Homeless asylum-seekers battle the cold in Madrid. The Guardian reports that central and local authorities in the Spanish capital are struggling to provide shelter and protection to newly arrived asylum-seekers as winter arrives. The number of people seeking asylum in the Madrid region has doubled over the past year from 20,700 to 41,000. More than a third of the applicants are Venezuelans, but there are also significant numbers from El Salvador, Honduras and Colombia. With the city’s emergency shelters overwhelmed, churches and neighbourhood volunteer networks are providing blankets and food and putting families up in hostels.

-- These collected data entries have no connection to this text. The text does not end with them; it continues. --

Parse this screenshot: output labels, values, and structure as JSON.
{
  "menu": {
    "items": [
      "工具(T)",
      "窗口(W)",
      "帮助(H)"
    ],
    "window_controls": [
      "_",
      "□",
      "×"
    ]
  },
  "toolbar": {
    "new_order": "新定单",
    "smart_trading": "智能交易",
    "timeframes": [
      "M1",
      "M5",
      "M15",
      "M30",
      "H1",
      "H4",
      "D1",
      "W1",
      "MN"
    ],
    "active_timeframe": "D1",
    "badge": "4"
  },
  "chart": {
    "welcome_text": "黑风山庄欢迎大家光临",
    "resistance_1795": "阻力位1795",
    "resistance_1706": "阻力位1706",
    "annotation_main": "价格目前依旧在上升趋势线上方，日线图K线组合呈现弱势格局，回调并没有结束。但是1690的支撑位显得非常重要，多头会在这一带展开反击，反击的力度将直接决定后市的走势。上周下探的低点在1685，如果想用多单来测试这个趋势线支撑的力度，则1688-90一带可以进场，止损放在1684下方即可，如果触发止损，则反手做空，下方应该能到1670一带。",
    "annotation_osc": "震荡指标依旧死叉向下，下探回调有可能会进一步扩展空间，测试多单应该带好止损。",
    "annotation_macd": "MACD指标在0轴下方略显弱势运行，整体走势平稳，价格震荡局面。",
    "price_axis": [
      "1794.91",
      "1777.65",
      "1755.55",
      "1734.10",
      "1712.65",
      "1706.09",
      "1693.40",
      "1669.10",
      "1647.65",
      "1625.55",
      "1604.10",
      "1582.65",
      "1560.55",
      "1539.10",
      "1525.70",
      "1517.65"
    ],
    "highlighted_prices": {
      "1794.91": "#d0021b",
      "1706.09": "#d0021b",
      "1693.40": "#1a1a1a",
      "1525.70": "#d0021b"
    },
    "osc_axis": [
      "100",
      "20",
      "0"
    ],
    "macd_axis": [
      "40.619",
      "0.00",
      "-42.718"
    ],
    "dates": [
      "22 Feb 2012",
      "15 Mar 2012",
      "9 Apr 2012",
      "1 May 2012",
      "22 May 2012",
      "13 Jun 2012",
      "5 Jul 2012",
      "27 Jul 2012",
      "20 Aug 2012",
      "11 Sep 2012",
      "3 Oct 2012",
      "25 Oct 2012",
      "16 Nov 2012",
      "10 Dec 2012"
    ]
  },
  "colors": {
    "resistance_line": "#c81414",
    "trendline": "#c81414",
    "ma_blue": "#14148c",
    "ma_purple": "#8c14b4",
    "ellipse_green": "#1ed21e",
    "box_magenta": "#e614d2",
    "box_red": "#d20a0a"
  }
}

Australian law governing medical transfers of refugees faces repeal vote. Australia’s medevac laws, which give doctors more say in emergency medical transfers of offshore asylum-seekers and refugees to Australia, are expected to face a repeal vote in the Senate within days, reports SBS News. Refugee advocacy groups have reportedly stepped up lobbying efforts to save the laws, which have allowed doctors to recommend more than 150 asylum-seekers be transferred to Australia from Nauru and Papua New Guinea since they were passed in February. The government has claimed that the scheme weakens border protection.
Four years after arriving in Chicago, Venezuelan couple Andrea Andrade and Jose Navea are running their own restaurant selling arepas – a cornmeal pancake stuffed with various fillings which is a staple in their home country.
DID YOU KNOW?
A third of all women experience physical or sexual violence in their lifetime. Women and girls fleeing their homes as refugees are particularly vulnerable to gender-based violence.